I read that people have stopped wearing wristwatches.
They use their phone now if they want to tell what time it is.
I wear a wristwatch.
Even though my Tracfone would tell me the time, I don’t carry it with me….so I still wear a watch.
This morning, I woke up at 5:01.
At 5:02, I realized that the cat had been in all night….hiding somewhere in the house.
I fed the cat on the porch at 5:03.
At 5:05, I put the water on to boil in the electric kettle.
I found and took my vitamins by 5:08….and by 5:18, I was walking up the stairs with my french press full of coffee, ready to write a few words and to continue getting ready for my day….and preparing to enjoy my pending caffeination.
I remember looking at the clock when I went up the stairs, and it said, “5:18”.
I felt late….like something had been taken from me…..a moment I missed or could have used to be busy at something else.
The sun comes up, the sun goes down.
That’s a pretty gentle indication of what happens to a day.

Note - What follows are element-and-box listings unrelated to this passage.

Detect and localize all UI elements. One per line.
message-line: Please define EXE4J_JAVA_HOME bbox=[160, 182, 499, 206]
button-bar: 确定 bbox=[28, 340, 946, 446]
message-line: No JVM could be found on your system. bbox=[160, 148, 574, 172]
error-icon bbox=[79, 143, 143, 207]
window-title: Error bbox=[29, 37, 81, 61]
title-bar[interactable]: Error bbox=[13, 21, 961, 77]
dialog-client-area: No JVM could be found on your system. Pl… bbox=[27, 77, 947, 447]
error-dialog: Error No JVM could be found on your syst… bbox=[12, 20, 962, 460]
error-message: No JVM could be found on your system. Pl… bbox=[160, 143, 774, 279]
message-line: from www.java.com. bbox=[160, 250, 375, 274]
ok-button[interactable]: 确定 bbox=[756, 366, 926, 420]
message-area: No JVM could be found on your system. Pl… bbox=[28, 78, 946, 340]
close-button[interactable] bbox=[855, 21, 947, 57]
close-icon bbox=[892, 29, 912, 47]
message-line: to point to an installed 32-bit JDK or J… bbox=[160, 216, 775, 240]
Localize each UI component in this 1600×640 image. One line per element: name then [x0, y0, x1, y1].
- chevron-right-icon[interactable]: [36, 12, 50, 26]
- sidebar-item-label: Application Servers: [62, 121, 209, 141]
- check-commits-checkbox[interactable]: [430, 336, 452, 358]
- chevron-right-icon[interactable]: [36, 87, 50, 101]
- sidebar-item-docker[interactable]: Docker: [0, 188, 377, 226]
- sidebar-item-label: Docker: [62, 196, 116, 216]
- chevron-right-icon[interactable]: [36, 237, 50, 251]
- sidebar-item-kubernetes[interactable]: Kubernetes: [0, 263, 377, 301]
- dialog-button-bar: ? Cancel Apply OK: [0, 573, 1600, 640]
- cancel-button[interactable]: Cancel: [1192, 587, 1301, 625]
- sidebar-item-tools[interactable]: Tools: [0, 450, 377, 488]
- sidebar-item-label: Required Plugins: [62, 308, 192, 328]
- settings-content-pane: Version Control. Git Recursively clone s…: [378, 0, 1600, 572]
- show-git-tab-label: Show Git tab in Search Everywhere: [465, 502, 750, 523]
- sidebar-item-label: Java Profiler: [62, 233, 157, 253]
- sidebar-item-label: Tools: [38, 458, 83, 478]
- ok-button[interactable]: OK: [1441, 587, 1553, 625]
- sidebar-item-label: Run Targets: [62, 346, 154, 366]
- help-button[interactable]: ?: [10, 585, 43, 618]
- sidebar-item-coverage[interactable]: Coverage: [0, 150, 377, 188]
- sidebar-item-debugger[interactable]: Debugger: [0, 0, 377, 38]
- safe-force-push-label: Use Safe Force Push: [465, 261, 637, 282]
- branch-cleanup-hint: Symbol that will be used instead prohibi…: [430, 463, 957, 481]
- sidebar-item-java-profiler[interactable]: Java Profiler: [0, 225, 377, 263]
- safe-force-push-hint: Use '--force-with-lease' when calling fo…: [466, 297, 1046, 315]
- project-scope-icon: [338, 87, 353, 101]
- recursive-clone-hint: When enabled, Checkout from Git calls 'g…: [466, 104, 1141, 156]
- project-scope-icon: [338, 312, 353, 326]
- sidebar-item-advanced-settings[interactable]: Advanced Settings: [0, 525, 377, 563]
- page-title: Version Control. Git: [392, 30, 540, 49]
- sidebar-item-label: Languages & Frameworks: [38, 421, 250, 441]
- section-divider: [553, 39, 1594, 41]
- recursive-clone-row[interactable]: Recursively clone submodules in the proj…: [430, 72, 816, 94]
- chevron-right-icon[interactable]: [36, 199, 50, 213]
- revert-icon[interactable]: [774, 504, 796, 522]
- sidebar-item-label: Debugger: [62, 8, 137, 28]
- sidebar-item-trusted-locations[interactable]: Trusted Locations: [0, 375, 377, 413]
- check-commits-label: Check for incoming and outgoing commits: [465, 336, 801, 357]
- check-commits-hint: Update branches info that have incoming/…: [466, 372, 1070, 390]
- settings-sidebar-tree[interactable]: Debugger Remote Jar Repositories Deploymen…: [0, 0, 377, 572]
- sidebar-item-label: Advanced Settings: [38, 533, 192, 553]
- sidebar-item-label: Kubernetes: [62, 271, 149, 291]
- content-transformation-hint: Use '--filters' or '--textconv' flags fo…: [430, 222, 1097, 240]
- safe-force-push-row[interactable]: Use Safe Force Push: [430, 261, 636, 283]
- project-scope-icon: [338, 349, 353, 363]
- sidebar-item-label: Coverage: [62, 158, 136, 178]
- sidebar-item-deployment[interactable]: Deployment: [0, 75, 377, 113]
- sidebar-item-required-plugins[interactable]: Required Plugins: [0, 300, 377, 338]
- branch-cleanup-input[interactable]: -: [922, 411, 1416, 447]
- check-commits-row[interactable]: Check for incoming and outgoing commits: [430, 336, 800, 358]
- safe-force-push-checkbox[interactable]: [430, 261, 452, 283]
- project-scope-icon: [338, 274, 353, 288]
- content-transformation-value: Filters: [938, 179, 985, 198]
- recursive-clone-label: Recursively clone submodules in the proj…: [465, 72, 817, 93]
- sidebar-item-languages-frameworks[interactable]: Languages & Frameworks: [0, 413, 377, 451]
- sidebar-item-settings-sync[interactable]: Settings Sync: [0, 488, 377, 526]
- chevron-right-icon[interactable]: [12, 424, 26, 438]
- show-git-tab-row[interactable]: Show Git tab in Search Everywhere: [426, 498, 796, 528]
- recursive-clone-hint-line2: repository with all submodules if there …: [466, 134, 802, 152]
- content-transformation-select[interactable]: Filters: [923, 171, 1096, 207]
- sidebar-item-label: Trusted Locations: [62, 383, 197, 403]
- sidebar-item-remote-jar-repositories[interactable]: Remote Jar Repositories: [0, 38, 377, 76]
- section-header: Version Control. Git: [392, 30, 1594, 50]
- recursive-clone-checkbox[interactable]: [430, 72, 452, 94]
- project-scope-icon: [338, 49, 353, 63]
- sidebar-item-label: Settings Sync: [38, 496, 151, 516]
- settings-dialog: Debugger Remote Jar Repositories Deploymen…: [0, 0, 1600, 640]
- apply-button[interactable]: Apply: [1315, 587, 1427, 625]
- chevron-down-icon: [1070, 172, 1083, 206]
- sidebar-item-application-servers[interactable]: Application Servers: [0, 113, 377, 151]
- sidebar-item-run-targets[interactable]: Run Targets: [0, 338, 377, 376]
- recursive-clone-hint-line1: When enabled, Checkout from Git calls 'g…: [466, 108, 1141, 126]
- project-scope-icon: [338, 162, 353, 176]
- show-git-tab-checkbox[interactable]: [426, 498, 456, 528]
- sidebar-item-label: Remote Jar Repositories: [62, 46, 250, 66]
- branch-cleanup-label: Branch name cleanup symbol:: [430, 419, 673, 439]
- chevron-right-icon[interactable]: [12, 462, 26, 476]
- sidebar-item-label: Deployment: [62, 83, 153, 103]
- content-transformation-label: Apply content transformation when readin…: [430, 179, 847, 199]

But….these digital shifts…the minutes and seconds….atomically synced….that’s kind of a harsh reminder of what I’m not getting done.
That’s not as gentle as a new sunrise….or the sight of the sliver of a quarter moon across a grassy field.
It’s 5:35 now….5:36 now….electonically perfect….accurate.
I stress over “being on time”.
I think that it’s some kind of courtesy for people to be able to check their watches or phones, and in the exact moment that I promised, I appear.
I appear….on time.
I guess that’s a good thing.
It’s 5:40 now. (I checked the email)
You know, though….time is just another of our weird inventions…really.
We figure out a new way to track it….with a synced GPS….with something “atomic”……and we think that we have a chance to corral it….to keep it manageable….managed.
“Awareness” doesn’t mean “understanding”.
People say that time is money.
That’s probably true.
Time is just like money….a ghost….another construct….just a thing that we made up.
It’s a thing that we fool ourselves into thinking we can control because we know how to measure it very accurately.
The sun and the moon….the seasons…..that’s the time we should be paying attention to….but we worry about the time we can bottle up….5:44, now….and say, “yes….I do know what time it is….it’s 5:45 now…..you’re welcome:”
Of couse, having said that, I’ll worry about getting Nate to school on time….and then getting to work….on time…..and then finishing my job in the time they’ve given me to do it.
I will worry about time.
I will spend a good chunk of my time worrying.
How would I spend my day if I couldn’t flip a switch and make it seem like the sun was still shining….even though the moon had been out for hours?
(It’s 5:49 now, and Nate is up. That’s why I hurry….this quiet time is elusive and disappears rapidly. Nate is up.)
Just once, I’d like to be late for something because I couldn’t stop watching a new sunrise….and wasn’t wearing a watch.
I may as well be wearing one of the collars they put on dogs to keep them in the yard.
That watch keeps me from bumping up against an invisible fence!